Bir duş alıp yatağına uzanırken akşamı ve Lila’yı düşündü yeniden ardından isi Mir’i. Sonra Ahşan bu konuyu kapattı orada ama yine de rüyasına girmesine engel olamadı. Sabah uyandığında bunun bilinçaltında neden yer edindiğini düşündü ama fazla uzun sürmedi düşüncesi günün temposu Gülfer’in bağırışı ile erkenden başlamıştı çünkü.


Ev ahalisini es geçerek erkenden ofise geçti. Mir’i odasında uyuklarken buldu. Onun da sabahladığını anladı. Uyandırmadan gidip bir Türk kahvesi yaptı patronuna hemen. Masaya bıraktı Mir’in başucuna. Masada ki dağınıklık göz gezdirdi çalışanların isimleri olan listeleri gördü ve az sonra ne olduğunu anladı. Aynı anda keskin kahve kokusuyla gözlerini açtı Mir. Ahşan belirdi gözlerinin önünde. Kahve kokusunun Ahşan olduğunu varsaydı. Onun uyandığını gören Ahşan bir adım geri çekildi hemen. Mir ona bakakaldı birkaç saniye. Kahveye döndü bakışları ofiste uyuyakaldığını fark etti. Böyle uykulu uykulu sersem gibi göründüm…
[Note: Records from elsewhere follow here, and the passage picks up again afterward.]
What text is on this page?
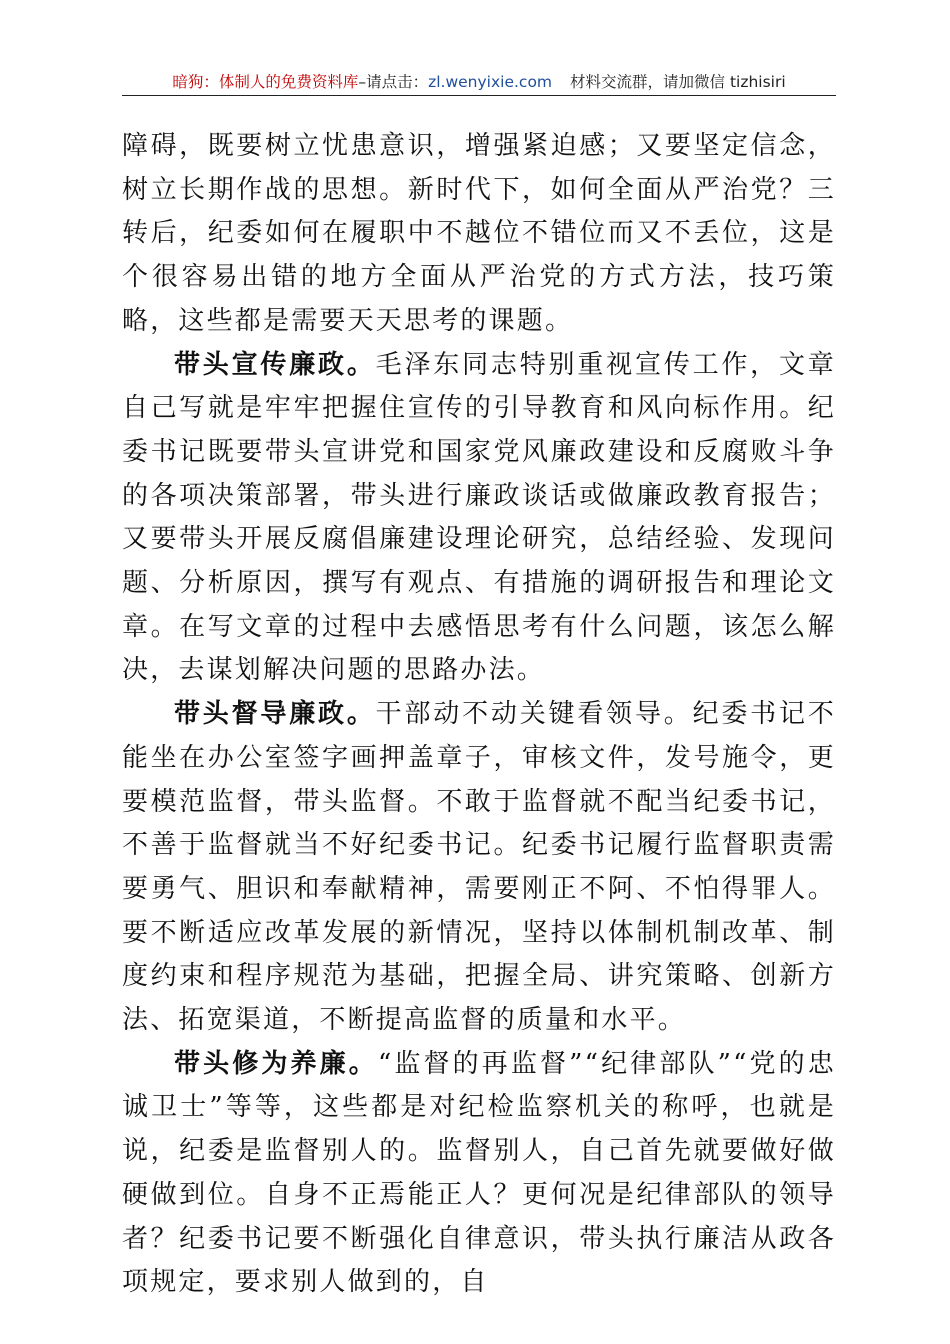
暗狗：体制人的免费资料库–请点击：zl.wenyixie.com 材料交流群，请加微信 tizhisiri

障碍，既要树立忧患意识，增强紧迫感；又要坚定信念，树立长期作战的思想。新时代下，如何全面从严治党？三转后，纪委如何在履职中不越位不错位而又不丢位，这是个很容易出错的地方全面从严治党的方式方法，技巧策略，这些都是需要天天思考的课题。

带头宣传廉政。毛泽东同志特别重视宣传工作，文章自己写就是牢牢把握住宣传的引导教育和风向标作用。纪委书记既要带头宣讲党和国家党风廉政建设和反腐败斗争的各项决策部署，带头进行廉政谈话或做廉政教育报告；又要带头开展反腐倡廉建设理论研究，总结经验、发现问题、分析原因，撰写有观点、有措施的调研报告和理论文章。在写文章的过程中去感悟思考有什么问题，该怎么解决，去谋划解决问题的思路办法。

带头督导廉政。干部动不动关键看领导。纪委书记不能坐在办公室签字画押盖章子，审核文件，发号施令，更要模范监督，带头监督。不敢于监督就不配当纪委书记，不善于监督就当不好纪委书记。纪委书记履行监督职责需要勇气、胆识和奉献精神，需要刚正不阿、不怕得罪人。要不断适应改革发展的新情况，坚持以体制机制改革、制度约束和程序规范为基础，把握全局、讲究策略、创新方法、拓宽渠道，不断提高监督的质量和水平。

带头修为养廉。“监督的再监督”“纪律部队”“党的忠诚卫士”等等，这些都是对纪检监察机关的称呼，也就是说，纪委是监督别人的。监督别人，自己首先就要做好做硬做到位。自身不正焉能正人？更何况是纪律部队的领导者？纪委书记要不断强化自律意识，带头执行廉洁从政各项规定，要求别人做到的，自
“Fabrikadan işçi mi çıkaracaksınız?” Mir’in zihni henüz adapte olamazken gözleri kahvedeydi. En azından bu serseme bir kahve yapmış, aferin. Geriye doğru esneyen Mir bu defa Ahşan’a boş bakışlar atarken soruyu hatırladı.


“Evet. Zarar etmeye başladık. Neredeyse maaşlarını ödeyemeyeceğiz.” Ahşan, sessizce bakınca Mir tanıdı bu bakışı: “Üzüldün mü?”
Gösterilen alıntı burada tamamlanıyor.